In Spring 1923, he became a teacher at Republic of China female workers school in Shanghai. In that Summer, he was also appointed as a lecturer in painting practice and theory classes in department of Chinese painting at Shanghai Academy of Fine Arts. He got to know Wu Changshuo, Wang Yiting, Huang Binhong, Wu Fuzhi, and Zhu Qizhan. His style approached Wu Changshuo, evolving from unrestrained to profound. He drew "Flowers Wet with Dew in Autumn" (秋华湿露). He changed his name to "Tianshou" (天寿).

In 1924, he became a professor at Shanghai Academy of Fine Arts, started writing the book "The History of Chinese Painting". He was actively engaged in a variety of exhibitions, studying preserved ancient paintings and meeting with noted painters. He specialized in liberal-style flowers and birds painting, and also excelled in landscape painting. He drew "The Beggar" (行乞图), "Horse Fastened on Poplar" (垂杨系马), and "Fox Servant at New Year Eve" (狸奴守岁).

In January 1925, he completed "History of Chinese Painting" in Shanghai, and wrote preface of the book in Hangzhou in February.
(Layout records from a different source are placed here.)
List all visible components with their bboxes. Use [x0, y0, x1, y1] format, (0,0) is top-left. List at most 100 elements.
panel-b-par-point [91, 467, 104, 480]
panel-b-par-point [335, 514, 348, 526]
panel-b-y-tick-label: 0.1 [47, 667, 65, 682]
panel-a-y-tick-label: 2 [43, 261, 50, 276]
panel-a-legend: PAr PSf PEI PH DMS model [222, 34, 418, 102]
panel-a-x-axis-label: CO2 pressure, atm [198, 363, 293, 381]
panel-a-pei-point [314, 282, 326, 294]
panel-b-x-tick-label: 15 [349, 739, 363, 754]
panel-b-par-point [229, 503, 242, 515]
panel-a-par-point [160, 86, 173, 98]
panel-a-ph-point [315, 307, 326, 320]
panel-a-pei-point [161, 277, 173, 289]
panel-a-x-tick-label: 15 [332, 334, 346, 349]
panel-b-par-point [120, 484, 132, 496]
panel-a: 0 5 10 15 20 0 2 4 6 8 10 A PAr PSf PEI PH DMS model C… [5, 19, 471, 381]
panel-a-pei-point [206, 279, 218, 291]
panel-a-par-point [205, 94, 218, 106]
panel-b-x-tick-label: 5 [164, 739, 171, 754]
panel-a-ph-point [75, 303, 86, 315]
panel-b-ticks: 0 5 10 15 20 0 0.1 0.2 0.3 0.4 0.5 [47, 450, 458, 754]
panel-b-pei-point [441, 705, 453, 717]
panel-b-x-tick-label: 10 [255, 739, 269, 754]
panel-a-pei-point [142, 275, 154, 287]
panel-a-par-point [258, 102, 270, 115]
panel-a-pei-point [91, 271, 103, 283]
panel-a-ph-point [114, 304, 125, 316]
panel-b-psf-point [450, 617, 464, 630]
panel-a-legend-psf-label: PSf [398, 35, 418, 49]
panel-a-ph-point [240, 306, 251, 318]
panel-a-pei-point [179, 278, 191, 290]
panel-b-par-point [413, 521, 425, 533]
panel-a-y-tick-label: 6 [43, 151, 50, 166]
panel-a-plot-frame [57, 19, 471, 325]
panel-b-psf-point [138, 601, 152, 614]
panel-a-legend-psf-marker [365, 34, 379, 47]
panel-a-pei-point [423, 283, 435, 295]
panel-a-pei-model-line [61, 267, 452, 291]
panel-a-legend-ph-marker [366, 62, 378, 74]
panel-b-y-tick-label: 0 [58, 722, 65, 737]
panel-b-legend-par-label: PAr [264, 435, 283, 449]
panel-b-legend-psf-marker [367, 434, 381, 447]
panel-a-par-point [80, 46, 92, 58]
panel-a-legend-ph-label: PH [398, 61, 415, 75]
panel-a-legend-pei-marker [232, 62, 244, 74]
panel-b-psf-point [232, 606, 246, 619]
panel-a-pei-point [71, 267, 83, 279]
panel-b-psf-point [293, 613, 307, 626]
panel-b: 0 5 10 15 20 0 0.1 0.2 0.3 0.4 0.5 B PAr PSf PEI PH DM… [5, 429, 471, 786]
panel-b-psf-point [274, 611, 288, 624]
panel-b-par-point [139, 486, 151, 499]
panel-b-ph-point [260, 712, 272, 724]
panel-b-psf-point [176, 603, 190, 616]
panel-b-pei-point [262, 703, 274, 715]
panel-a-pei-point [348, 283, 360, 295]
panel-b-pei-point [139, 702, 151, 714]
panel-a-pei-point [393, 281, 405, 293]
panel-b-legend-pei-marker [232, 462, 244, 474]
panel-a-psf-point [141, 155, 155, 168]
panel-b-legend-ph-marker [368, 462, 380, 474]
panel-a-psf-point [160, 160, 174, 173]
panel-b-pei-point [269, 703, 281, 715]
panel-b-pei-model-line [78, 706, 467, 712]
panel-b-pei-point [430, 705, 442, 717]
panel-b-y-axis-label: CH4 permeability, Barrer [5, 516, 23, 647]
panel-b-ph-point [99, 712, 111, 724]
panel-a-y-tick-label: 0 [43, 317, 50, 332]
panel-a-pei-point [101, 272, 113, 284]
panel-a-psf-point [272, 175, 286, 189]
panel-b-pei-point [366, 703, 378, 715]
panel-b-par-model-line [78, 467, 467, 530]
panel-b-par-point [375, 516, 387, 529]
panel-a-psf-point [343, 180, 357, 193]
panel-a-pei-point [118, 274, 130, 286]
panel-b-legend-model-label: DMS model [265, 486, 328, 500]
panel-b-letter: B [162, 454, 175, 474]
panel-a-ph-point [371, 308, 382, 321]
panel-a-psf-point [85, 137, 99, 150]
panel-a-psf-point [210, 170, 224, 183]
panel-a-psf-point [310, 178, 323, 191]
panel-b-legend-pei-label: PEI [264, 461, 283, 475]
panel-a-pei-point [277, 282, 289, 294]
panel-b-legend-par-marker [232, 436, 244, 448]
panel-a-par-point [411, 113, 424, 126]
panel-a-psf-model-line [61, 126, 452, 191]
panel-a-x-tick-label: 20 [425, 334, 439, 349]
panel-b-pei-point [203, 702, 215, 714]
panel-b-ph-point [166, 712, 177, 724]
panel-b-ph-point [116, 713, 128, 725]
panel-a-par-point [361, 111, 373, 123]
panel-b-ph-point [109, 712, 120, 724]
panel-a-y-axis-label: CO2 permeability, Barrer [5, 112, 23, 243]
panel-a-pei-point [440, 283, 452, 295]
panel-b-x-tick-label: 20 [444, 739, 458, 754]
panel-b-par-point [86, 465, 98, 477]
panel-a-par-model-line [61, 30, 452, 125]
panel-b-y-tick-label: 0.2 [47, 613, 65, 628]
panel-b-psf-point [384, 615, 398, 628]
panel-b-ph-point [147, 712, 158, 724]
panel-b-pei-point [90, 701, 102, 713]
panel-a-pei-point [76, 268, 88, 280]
On June 20, he co-sponsored an advertisement on "Sheng Newspaper" with Liu Haisu, Zhu Wenyun and other professors, and held a charity sale exhibition for workers and citizens deceased in the May 30 riot. He drew "Mountains at Dawn" (晴峦晓色), "Soothing Spring Breeze" (春风淡荡), "Aged Plum Blossoms" (古梅), etc.

In July 1926, his "History of Chinese Painting" was published by Commercial Press. In Winter, together with Yu Jifan and Pan Booying, he co-founded Shanghai Xinhua School of Fine Arts.

In Spring 1927, Xinhua School enrolled first-year class, and Pan became the chief professor in Education Department.

Pan was appointed director of the National Academy (Zhejiang Academy of Fine Arts) by the Kuomintang Minister of Culture Chen Lifu in 1945. Two years later, he lost his appointment to Wang Rizhang, who was more acceptable to the Guomindang. Despite this professional disappointment, Pan took up his painting with renewed energy, making breakthrough works that fused modern and traditional idioms. In the era of People's Republic, he was again appointed the head of the academy in 1957 which lasted until 1966.

===Political persecution and death===
During the Cultural Revolution, Pan was taken by the Red Guards on 6 September 1966, and paraded the next day on the streets of Hangzhou with more than thirty of his colleagues in dunce caps to be publicly humiliated. For five years, he was regularly taken to public rallies to be criticized and renounced. He was also falsely accused of being a Kuomintang spy, after which the persecution became more intense and he was paraded in the other towns as well. He died in a hospital in Hangzhou on 5 September 1971.